PREPRINT: Antibody-lectin chimeras for glyco-immune checkpoint blockade
bioRxiv – preprint
Despite the curative potential of checkpoint blockade immunotherapy, a majority of patients remain unresponsive to existing treatments. Glyco-immune checkpoints – interactions of cell-surface glycans with lectin, or glycan binding, immunoreceptors – have emerged as prominent mechanisms of immune evasion and therapeutic resistance in cancer.
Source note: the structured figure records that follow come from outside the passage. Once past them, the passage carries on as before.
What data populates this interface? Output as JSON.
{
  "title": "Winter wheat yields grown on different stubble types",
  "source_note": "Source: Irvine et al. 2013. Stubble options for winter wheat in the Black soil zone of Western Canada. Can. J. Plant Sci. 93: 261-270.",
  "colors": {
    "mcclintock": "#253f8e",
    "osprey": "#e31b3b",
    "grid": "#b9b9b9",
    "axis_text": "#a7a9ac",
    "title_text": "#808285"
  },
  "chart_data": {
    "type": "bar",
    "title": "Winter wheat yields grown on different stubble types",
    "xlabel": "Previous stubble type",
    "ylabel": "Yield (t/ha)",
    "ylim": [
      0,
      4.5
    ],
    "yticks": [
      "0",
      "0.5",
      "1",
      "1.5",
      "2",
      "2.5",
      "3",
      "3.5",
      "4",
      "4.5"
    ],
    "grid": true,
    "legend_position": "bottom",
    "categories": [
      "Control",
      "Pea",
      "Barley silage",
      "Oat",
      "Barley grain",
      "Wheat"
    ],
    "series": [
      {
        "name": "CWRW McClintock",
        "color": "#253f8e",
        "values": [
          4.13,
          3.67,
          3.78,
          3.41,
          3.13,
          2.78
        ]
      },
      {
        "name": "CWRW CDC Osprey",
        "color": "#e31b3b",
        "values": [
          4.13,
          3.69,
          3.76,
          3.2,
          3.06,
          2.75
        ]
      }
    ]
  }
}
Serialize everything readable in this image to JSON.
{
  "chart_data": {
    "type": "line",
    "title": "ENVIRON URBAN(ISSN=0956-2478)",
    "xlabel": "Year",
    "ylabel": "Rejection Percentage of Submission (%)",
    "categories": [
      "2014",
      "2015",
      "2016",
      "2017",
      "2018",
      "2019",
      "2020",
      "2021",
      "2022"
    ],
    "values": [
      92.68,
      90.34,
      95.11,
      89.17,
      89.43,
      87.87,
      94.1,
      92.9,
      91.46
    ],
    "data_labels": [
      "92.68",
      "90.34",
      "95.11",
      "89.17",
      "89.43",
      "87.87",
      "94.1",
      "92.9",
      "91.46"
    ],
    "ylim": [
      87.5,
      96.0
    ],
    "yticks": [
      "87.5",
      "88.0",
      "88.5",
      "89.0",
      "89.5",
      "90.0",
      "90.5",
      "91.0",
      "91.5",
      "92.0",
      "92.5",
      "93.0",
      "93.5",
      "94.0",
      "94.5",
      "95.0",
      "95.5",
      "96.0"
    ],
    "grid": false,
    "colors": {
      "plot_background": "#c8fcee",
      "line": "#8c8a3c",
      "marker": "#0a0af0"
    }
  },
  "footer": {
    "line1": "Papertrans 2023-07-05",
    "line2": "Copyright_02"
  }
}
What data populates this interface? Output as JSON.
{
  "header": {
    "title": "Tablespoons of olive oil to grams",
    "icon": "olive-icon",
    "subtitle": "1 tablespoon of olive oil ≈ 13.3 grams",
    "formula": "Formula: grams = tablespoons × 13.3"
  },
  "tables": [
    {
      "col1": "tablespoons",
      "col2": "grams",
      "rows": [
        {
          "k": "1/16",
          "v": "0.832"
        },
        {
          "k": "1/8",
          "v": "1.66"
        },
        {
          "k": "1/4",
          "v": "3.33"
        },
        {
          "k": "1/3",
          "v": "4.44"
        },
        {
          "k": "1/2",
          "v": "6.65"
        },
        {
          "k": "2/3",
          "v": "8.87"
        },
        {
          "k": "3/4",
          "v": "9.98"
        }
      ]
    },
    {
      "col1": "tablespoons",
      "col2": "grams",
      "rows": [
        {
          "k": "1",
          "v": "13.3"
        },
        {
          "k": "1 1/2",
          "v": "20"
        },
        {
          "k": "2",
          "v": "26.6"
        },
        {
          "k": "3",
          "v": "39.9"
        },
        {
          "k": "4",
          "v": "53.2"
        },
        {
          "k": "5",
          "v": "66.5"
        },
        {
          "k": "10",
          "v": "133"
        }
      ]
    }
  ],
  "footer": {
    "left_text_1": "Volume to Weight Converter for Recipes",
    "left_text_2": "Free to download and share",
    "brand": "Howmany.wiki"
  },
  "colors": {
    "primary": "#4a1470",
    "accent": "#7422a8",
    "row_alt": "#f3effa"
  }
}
Here, we describe antibody-lectin chimeras (AbLecs), a modular platform for glyco-immune checkpoint blockade. AbLecs are bispecific antibody-like molecules comprising a tumor-targeting arm as well as a lectin “decoy receptor” domain that directly binds tumor glycans and blocks their ability to engage lectin receptors on immune cells. AbLecs elicited tumor killing in vitro via macrophage phagocytosis and NK cell and granulocyte cytotoxicity, matching or outperforming combinations of monospecific antibodies with lectin-blocking or glycan-disrupting therapies. Furthermore, AbLecs synergized with blockade of the “don’t eat me” signal CD47 for enhanced tumor killing. AbLecs can be readily designed to target numerous tumor-associated antigens and glyco-immune checkpoint ligands, and therefore represent a new modality for cancer immune therapy.